Transportation Secretary Mary Peters announced Monday that the government will lower the cap on take-offs and landings at LaGuardia from 75 to 71 per hour.
LaGuardia ranks last among the 32 major U.S. airports in on-time arrival performance. The outgoing Bush administration had sought to auction off some flight slots at New York City airports as an experimental effort to reduce delays nationwide, but a judge halted the plan.
In announcing the change, Peters called LaGuardia's delays "the worst of the worst."
The new hourly cap — expected to be a voluntary measure with the airlines — is a last-ditch attempt by the Bush administration to combat cascading national flight delays.

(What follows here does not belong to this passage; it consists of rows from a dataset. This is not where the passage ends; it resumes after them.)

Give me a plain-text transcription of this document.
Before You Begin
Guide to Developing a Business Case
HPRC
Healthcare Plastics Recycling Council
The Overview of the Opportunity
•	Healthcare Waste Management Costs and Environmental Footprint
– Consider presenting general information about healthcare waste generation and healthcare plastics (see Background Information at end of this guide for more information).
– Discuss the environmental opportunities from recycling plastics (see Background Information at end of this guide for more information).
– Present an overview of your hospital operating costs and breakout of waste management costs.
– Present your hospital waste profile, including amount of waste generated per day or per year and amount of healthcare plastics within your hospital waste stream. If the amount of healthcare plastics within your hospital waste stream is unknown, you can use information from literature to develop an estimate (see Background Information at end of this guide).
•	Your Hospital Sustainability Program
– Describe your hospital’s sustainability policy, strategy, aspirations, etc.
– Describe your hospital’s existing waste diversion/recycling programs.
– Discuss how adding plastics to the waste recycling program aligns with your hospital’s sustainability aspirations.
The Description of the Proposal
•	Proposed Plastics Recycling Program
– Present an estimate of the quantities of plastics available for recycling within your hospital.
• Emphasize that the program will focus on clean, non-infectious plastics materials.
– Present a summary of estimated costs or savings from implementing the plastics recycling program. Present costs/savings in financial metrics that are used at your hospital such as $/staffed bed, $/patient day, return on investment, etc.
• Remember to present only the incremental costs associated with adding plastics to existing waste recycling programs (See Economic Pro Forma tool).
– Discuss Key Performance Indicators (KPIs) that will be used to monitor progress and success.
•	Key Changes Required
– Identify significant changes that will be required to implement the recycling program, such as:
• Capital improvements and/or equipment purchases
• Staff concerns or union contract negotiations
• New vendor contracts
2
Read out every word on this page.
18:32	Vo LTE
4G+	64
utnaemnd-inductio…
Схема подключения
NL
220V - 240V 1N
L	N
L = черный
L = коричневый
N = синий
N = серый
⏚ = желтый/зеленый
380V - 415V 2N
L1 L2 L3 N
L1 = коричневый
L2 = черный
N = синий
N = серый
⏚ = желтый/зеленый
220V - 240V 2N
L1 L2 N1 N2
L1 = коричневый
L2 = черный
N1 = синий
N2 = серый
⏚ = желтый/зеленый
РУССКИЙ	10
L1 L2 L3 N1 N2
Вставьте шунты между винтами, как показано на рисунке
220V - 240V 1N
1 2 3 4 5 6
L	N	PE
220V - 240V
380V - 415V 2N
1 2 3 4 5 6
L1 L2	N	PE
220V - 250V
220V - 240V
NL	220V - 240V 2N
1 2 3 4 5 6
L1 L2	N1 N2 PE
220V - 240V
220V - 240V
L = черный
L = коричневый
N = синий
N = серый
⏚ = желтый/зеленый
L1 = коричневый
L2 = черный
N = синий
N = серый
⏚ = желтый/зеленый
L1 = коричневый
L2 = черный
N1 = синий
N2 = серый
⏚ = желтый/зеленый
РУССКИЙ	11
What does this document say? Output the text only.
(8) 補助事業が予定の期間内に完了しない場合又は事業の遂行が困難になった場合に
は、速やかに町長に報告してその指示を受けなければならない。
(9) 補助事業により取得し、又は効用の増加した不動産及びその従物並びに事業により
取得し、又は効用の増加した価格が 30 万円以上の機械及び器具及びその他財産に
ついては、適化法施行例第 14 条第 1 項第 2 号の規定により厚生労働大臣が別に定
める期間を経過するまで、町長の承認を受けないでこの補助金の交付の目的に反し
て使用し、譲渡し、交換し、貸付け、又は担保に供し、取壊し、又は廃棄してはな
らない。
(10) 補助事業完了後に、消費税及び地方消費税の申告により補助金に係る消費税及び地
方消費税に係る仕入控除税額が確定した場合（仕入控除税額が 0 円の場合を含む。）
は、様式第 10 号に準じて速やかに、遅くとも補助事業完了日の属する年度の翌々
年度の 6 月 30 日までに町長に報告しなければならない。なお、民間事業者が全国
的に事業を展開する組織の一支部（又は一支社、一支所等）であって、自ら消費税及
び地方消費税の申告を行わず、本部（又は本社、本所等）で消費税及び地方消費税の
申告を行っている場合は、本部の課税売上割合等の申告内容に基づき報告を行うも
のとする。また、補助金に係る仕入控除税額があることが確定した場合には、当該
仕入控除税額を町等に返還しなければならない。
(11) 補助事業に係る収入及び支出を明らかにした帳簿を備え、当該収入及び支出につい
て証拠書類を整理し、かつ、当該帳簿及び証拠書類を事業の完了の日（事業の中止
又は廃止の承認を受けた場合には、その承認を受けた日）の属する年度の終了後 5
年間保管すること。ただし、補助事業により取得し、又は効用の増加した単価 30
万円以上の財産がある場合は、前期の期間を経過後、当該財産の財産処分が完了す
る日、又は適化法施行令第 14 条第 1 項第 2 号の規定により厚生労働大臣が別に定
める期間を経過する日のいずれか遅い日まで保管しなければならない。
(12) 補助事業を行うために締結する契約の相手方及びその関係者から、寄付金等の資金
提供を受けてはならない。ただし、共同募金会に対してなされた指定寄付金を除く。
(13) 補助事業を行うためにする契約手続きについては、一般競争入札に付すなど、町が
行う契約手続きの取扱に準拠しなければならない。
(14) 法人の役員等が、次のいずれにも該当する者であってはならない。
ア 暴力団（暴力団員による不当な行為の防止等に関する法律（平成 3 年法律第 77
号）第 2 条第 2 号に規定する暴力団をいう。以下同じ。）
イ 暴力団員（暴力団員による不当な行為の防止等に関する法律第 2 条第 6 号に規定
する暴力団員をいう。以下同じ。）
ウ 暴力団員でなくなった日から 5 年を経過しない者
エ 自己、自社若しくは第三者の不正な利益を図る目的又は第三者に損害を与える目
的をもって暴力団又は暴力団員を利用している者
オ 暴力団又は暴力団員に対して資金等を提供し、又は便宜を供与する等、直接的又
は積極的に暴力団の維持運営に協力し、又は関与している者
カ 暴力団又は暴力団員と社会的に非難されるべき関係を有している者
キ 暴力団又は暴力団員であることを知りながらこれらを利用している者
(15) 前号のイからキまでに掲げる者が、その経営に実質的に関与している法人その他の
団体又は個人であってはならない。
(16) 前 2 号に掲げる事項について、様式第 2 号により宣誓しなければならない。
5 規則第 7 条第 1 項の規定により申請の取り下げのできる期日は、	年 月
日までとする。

Federal authorities are focused on the three New York City-area airports because roughly two-thirds of flight delays around the country are caused by backups at those airports.
Transportation Department lawyer D.J. Gribbin said it is unfortunate that airlines and airports have fought the government's attempt to reduce backups by auctioning flight slots. The administration argues that the novel approach would ease congestion by forcing airlines to use their space more efficiently. But with a judge blocking the auction plan, Gribbin said the agency must still act.
"Gridlock in D.C. should not result in gridlock over the skies of New York," Gribbin said. "We can still take the first step toward restoring reliable air service to LaGuardia."